This is a story of two educational systems heading in opposite directions.
In one, lesson plans tell children as young as five to chant genocidal slogans, that terrorism is justified and that Jews live on stolen land, and that they must take action to correct this historical injustice.
In the other, celebrations of terrorism have been removed, as have accusations that the Jews live on stolen land and belong elsewhere.
One of these is Portland, Oregon. The other is Saudi Arabia. By now you can probably guess which one is which.
At City Journal, Chris Rufo reveals the suggested lesson plans cooked up by the Portland Association of Teachers. The radicalism starts young: A prekindergarten lesson tells the story of a fictional Palestinian 10-year-old, who explains, “A group of bullies called Zionists wanted our land so they stole it by force and hurt many people.” The tots are then instructed to help the boy return to his home, represented as a map of Palestine from which all references to Israel have been excluded.
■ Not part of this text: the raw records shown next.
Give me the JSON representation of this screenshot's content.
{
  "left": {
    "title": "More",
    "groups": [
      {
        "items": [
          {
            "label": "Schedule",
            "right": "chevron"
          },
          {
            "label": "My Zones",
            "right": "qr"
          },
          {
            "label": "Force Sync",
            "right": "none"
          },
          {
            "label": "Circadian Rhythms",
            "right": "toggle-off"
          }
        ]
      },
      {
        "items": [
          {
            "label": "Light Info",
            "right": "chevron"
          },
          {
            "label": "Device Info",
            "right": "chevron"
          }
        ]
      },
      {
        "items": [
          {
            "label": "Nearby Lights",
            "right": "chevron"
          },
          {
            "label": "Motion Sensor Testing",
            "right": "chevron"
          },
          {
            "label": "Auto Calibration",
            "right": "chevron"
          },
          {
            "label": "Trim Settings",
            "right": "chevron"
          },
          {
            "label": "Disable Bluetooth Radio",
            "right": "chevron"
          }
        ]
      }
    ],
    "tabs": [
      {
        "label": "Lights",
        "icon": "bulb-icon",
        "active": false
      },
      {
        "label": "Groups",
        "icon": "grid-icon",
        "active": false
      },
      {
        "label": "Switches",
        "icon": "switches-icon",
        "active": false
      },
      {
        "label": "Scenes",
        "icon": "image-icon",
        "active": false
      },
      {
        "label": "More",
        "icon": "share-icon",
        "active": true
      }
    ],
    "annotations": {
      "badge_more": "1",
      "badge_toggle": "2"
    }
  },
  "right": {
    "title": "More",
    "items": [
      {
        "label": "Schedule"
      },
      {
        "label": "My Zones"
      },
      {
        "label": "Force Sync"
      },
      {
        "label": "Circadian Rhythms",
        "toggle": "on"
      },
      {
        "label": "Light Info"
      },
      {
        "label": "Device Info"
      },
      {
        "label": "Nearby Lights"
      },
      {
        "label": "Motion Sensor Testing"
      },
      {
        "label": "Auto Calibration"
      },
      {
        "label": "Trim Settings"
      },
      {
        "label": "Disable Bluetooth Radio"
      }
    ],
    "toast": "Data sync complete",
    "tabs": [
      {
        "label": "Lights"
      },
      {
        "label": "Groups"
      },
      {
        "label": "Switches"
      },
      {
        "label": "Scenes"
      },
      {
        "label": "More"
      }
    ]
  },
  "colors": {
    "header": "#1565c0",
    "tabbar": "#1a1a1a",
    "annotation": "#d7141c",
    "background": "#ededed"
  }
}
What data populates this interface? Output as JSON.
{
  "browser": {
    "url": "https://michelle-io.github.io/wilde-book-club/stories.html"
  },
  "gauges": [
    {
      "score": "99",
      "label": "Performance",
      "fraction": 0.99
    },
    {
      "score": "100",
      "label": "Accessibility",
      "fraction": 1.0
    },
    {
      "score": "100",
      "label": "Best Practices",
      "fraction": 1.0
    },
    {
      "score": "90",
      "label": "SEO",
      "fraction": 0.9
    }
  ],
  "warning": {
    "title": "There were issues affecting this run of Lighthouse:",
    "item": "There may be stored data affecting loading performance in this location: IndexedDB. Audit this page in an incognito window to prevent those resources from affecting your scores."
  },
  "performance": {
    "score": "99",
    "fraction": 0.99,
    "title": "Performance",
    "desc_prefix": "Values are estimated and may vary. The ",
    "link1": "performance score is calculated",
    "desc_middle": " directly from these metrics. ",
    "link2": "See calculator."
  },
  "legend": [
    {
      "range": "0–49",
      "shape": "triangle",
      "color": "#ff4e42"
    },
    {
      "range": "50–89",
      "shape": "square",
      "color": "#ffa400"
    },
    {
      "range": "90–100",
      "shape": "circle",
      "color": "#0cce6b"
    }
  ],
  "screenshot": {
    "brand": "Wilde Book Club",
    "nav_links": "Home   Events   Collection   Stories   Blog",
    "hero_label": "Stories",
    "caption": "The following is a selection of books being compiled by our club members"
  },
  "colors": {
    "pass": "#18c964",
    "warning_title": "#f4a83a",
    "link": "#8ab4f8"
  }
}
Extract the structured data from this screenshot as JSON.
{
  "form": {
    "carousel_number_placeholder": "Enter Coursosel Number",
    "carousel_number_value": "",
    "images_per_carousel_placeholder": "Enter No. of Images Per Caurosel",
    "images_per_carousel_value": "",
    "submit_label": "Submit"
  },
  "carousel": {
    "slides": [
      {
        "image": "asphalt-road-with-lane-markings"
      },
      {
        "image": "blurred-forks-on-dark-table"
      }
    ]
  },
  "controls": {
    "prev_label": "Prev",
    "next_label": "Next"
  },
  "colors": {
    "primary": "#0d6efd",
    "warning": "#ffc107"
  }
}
Young schoolchildren are taught to attend anti-Zionist protests and chant “From the river to the sea, Palestine will be free,” the famous Hamas-charter-linked slogan calling for the mass murder and expulsion of millions of Jews. The model lesson plans put a special focus on “Palestinian children’s resistance.”
The child soldiers of Portlandia are given this potted history of the conflict: “75 years ago, a lot of decision makers around the world decided to take away Palestinian land to make a country called Israel. Israel would be a country where rules were mostly fair for Jewish people with White skin. There’s a BIG word for when Indigenous land gets taken away to make a country, that’s called settler colonialism.”
In contrast to the depraved indoctrination of Portland, Oregon, sit the vastly improving Saudi textbooks, which are moving in the right direction a bit more each year, though this year seem to have made a leap. IMPACT-se, an organization that studies anti-Semitic curricula, announced just last week that the “curriculum no longer teaches Zionism as a ‘racist’ European movement and no longer denies historical Jewish presence in the region.” Additionally, “All remaining problematic examples relating to violent interpretations of jihad were removed or altered in this year’s textbooks.”
The textbooks are far from perfect but have made massive improvements and in some cases, as shown above, they portray Israel and the Jews in friendlier and more legitimate terms than the teachers union in Portland. Saudi schoolbooks still often refer to Israel as “the Zionist entity,” so there is some content that would please American teachers unions.
There are two related points to make. The first was made by Phil Klein last night: “This is the sort of stuff I used to write about being taught in Gaza 20 years ago — to the generation that would grow up to perpetrate 10/7.”
Indeed, the Palestinian schools—many run by the UN—make Saudi curricula designers look like the Israeli Education Ministry. This incitement has been a sticking point in the Palestinians’ relations with the West for decades. As then-Sen. Hillary Clinton said in 2007: “These textbooks do not give Palestinian children an education; they give them an indoctrination.” A system in which children are “encouraged to see martyrdom and armed struggle and the murder of innocent people as ideals to strive for” is, Clinton said, essentially “child abuse.”
The point is that grooming child soldiers for a war of annihilation against the Jews has precisely the intended outcome—except for the part where the “martyrs” bring about the destruction of Israel while bringing about their own destruction.
And that’s the second, related point. The focus on textbooks in the Arab world was a post-9/11 project. The United States pointed to the global radicalization that encouraged the terrorist attacks that killed 3,000 Americans on that day and other murderous plots like it. It was a matter of global security, the U.S. made clear, that the anti-Semitism and anti-Americanism—the two often go hand in hand—and the glorification of religious and political violence be removed from the curricula.
It is deeply disturbing to see that which has been correctly called “child abuse” and “indoctrination” embraced by progressive educators whose focus is on building children into political machines instead of thinking humans. The “decolonization” narrative is popping up everywhere, and it is pure, unadulterated incitement designed to raise up a generation of foot soldiers. We should take it no less seriously in Portland, Oregon, than we do in Riyadh and Ramallah.